4. Require performance reviews of all state programs
5. Require performance goals in State and local budgets
6. Require publication of bills at least three days prior to a vote by the State Senate or Assembly

 

Controversy
  •       This will allow the Governor limited ability to reduce state spending- meaning that he can cut funding to projects that are financed with the general fund that are not Constitutionally protected.
  •          It is said that if this passes the changes could be challenged and taken to court.
  •         The argument against the reform says they are not against the idea but they are opposed to the wording
Fiscal Impact
This will reduce the general fund $200 million annualy and alocate it to local government. It will make the State government more accountable, responsible, and efficient; thus potentialy offseting its cost. There is no accurate prediction on what effect this will have but it could be substantial.
Questions -
  1. Do you want to Try a new system that could make our goverment more efficient and effective?

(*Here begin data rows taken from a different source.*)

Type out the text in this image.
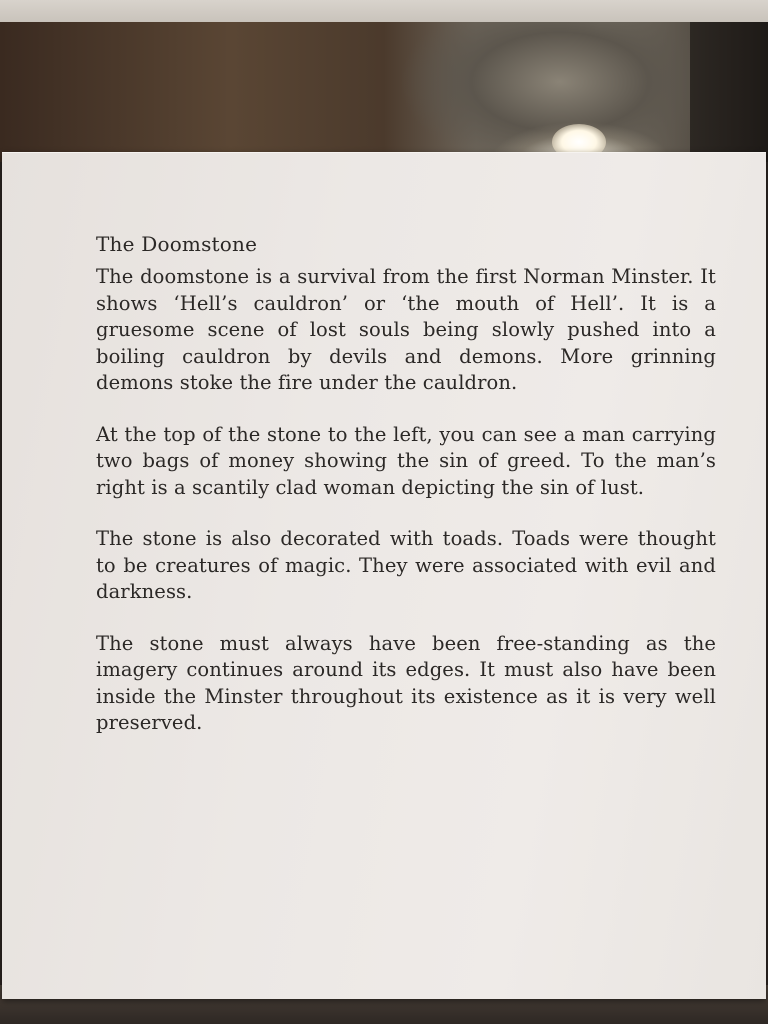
The Doomstone

The doomstone is a survival from the first Norman Minster. It shows ‘Hell’s cauldron’ or ‘the mouth of Hell’. It is a gruesome scene of lost souls being slowly pushed into a boiling cauldron by devils and demons. More grinning demons stoke the fire under the cauldron.

At the top of the stone to the left, you can see a man carrying two bags of money showing the sin of greed. To the man’s right is a scantily clad woman depicting the sin of lust.

The stone is also decorated with toads. Toads were thought to be creatures of magic. They were associated with evil and darkness.

The stone must always have been free-standing as the imagery continues around its edges. It must also have been inside the Minster throughout its existence as it is very well preserved.
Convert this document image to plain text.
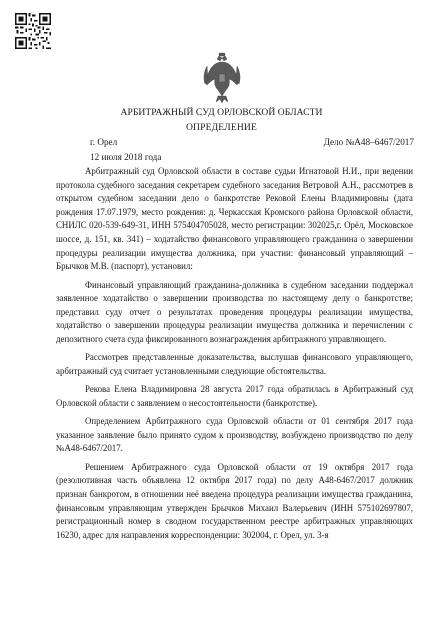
АРБИТРАЖНЫЙ СУД ОРЛОВСКОЙ ОБЛАСТИ
ОПРЕДЕЛЕНИЕ
г. Орел	Дело №А48–6467/2017
12 июля 2018 года

Арбитражный суд Орловской области в составе судьи Игнатовой Н.И., при ведении протокола судебного заседания секретарем судебного заседания Ветровой А.Н., рассмотрев в открытом судебном заседании дело о банкротстве Рековой Елены Владимировны (дата рождения 17.07.1979, место рождения: д. Черкасская Кромского района Орловской области, СНИЛС 020-539-649-31, ИНН 575404705028, место регистрации: 302025,г. Орёл, Московское шоссе, д. 151, кв. 341) – ходатайство финансового управляющего гражданина о завершении процедуры реализации имущества должника, при участии: финансовый управляющий – Брычков М.В. (паспорт), установил:

Финансовый управляющий гражданина-должника в судебном заседании поддержал заявленное ходатайство о завершении производства по настоящему делу о банкротстве; представил суду отчет о результатах проведения процедуры реализации имущества, ходатайство о завершении процедуры реализации имущества должника и перечислении с депозитного счета суда фиксированного вознаграждения арбитражного управляющего.

Рассмотрев представленные доказательства, выслушав финансового управляющего, арбитражный суд считает установленными следующие обстоятельства.

Рекова Елена Владимировна 28 августа 2017 года обратилась в Арбитражный суд Орловской области с заявлением о несостоятельности (банкротстве).

Определением Арбитражного суда Орловской области от 01 сентября 2017 года указанное заявление было принято судом к производству, возбуждено производство по делу №А48-6467/2017.

Решением Арбитражного суда Орловской области от 19 октября 2017 года (резолютивная часть объявлена 12 октября 2017 года) по делу А48-6467/2017 должник признан банкротом, в отношении неё введена процедура реализации имущества гражданина, финансовым управляющим утвержден Брычков Михаил Валерьевич (ИНН 575102697807, регистрационный номер в сводном государственном реестре арбитражных управляющих 16230, адрес для направления корреспонденции: 302004, г. Орел, ул. 3-я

YES vote- The state would adopt this new policy

No vote- The state would not adopt the new policy
Notes-
  • This doesn’t ‘cost’ the State $200 million. It moves the money away from the State, and puts it into the hands of local governments upon receipt, by the State, of an Action Plan submitted by the local government. Locally elected officials spend tax money how they see fit for their communities upon local voter approval.
  • Spending increases cannot be enacted without a corresponding increase in revenue.  Revenue (tax) decreases must accompany spending decreases. In other words, they’ll have to show how they’re paying for these things.
  • Section 12(k) is interesting: No compensation for lawmakers that fail to pass a budget on time. If they do eventually get around to it, they still forfeit all their pay for the days that the budget was late. No more retroactive pay for what should have been done on time. Really-would your Boss keep you around (let alone pay you!) if you turned in your work late every time?
  • Article IV, Section 10(e): The Governor now has line item veto powers on spending bills.
  • Interesting possibilities:
    • With more time available to work on a budget, what will our lawmakers do? Will they spend even more time fund-raising, or get a head start?
    • California’s budget is a guessing game. CA gets most of its money from income taxes (personal, business, corporate). CA also has one of the most cyclical economies in the nation. So, we tend to climb higher and fall harder than the other States. We’ll be passing budgets encompassing 2 years worth of spending under this new law. CA could be in deeper trouble when things get bad. If things get better in the middle of a budget cycle, any surplus would (probably) go to debt reduction, as spending increases would no longer be allowed without corresponding tax increases. This proposition will either be genius, or a Pandora’s Box of trouble.